During the meetings management also explained the potential impact on business if production did not restart. Following the meeting we contacted the HSENI directly by telephone, detailed the progress made, control measures in place and communications with staff.
The HSENI were very supportive and complimentary of the measures the company had taken and explained that they were inundated with calls / complaints from employees from companies throughout Northern Ireland regarding the proposed re-opening of their work activities.
Following the telephone conversation it was agreed that we would produce a report and site specific risk assessment for the HSENI detailing the measures taken on site to ensure compliance with the advice / guidance provided by the various Government Agencies- this report and associated risk assessment was forwarded to the HSENI within 24 hours.
To ensure the company was fully supported in all aspects of the re-opening we liaised with all shifts prior to the commencement of works, including night shift staff, assisting management with the answering of any queries raised, and we are pleased to announce that the company has now re-opened and is manufacturing as planned.

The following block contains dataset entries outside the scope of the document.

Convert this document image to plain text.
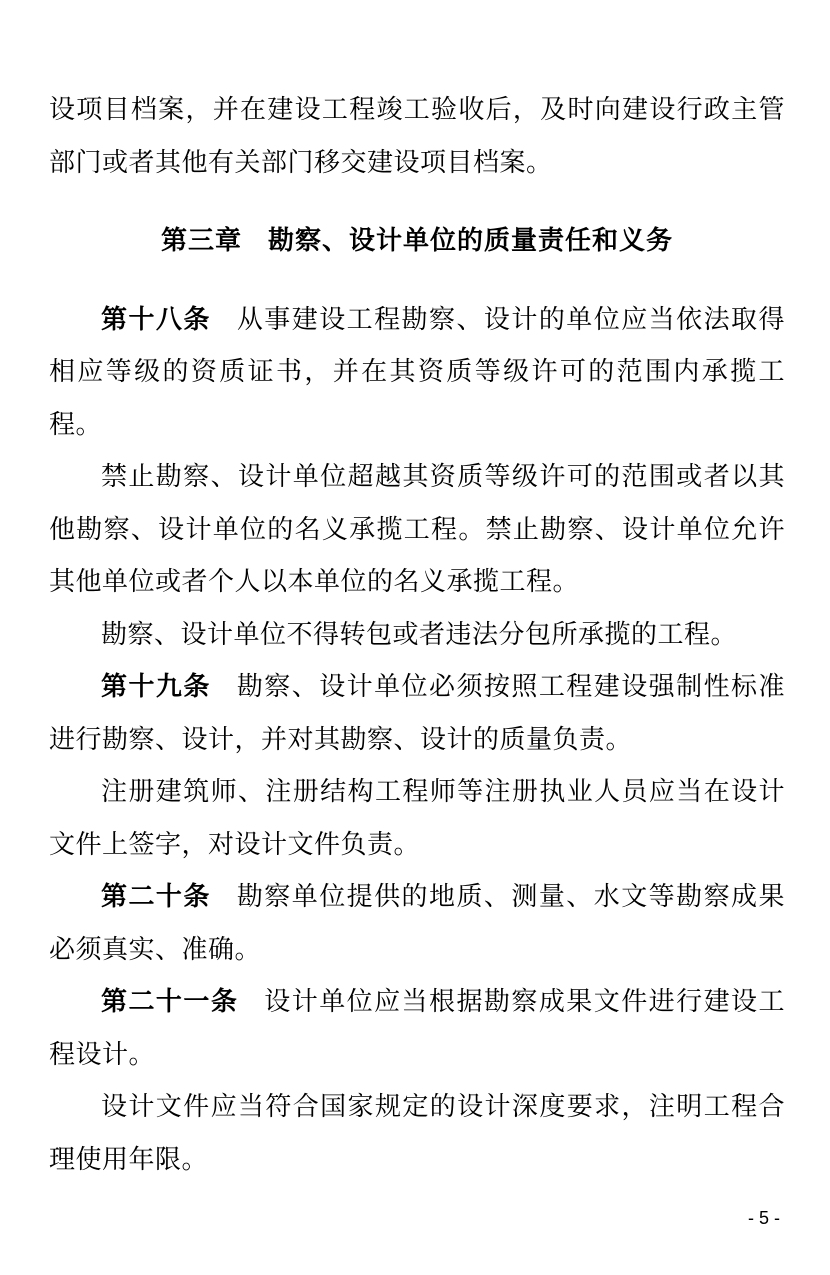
设项目档案，并在建设工程竣工验收后，及时向建设行政主管部门或者其他有关部门移交建设项目档案。

第三章 勘察、设计单位的质量责任和义务

第十八条 从事建设工程勘察、设计的单位应当依法取得相应等级的资质证书，并在其资质等级许可的范围内承揽工程。

禁止勘察、设计单位超越其资质等级许可的范围或者以其他勘察、设计单位的名义承揽工程。禁止勘察、设计单位允许其他单位或者个人以本单位的名义承揽工程。

勘察、设计单位不得转包或者违法分包所承揽的工程。

第十九条 勘察、设计单位必须按照工程建设强制性标准进行勘察、设计，并对其勘察、设计的质量负责。

注册建筑师、注册结构工程师等注册执业人员应当在设计文件上签字，对设计文件负责。

第二十条 勘察单位提供的地质、测量、水文等勘察成果必须真实、准确。

第二十一条 设计单位应当根据勘察成果文件进行建设工程设计。

设计文件应当符合国家规定的设计深度要求，注明工程合理使用年限。

- 5 -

Case Study 2: Global Manufacturing Company
The client is a medium sized manufacturing company employing over 300 employees in a range of administrative, production and maintenance roles. The company was coming under intense pressure to close from concerned employees, Trade Union representatives, and local politicians
The Health & Safety Executive for Northern Ireland (HSENI) and the Public Health Agency had also been contacted by employees; they liaised with the company in relation to the activities taking place on site and the control measures in place.
The company services a global supply chain and failure to meet customer demands would have undoubtedly resulted in a loss of customer confidence and potentially future business.
The client contacted us for assistance, we attended site, reviewed current practices, identified additional control measures that should be introduced, liaised with staff, completed a site specific Covid-19 risk assessment, formulated a report detailing the company strategy to ensure compliance going forward which was provided to both the Health & Safety Executive Northern Ireland and the Public Health Agency for review.
Within 24 hours both the HSENI and the Public Health Agency contacted the company, stating that they were happy for the company to continue manufacturing based on the documentation provided and the new control measures introduced.
The control measures introduced were cost effective, and easy to apply, with personal hygiene and social distancing within the workplace key factors in ensuring compliance with the advice / guidance provided by the respective Government Agencies.
These are difficult times, certainly unprecedented in our lifetime; companies have many challenges in the months and years ahead, with no established road maps from previous experiences as to how to do so.
Once such challenge is the re-opening of the business in compliance with the advice / guidance provided by the respective Government Agencies. Thankfully following the work we have completed in recent weeks assisting clients with such matters we now have a clear understanding of the safe methods to adopt, and can use this experience to assist your business with re-opening in a safe and efficient manner.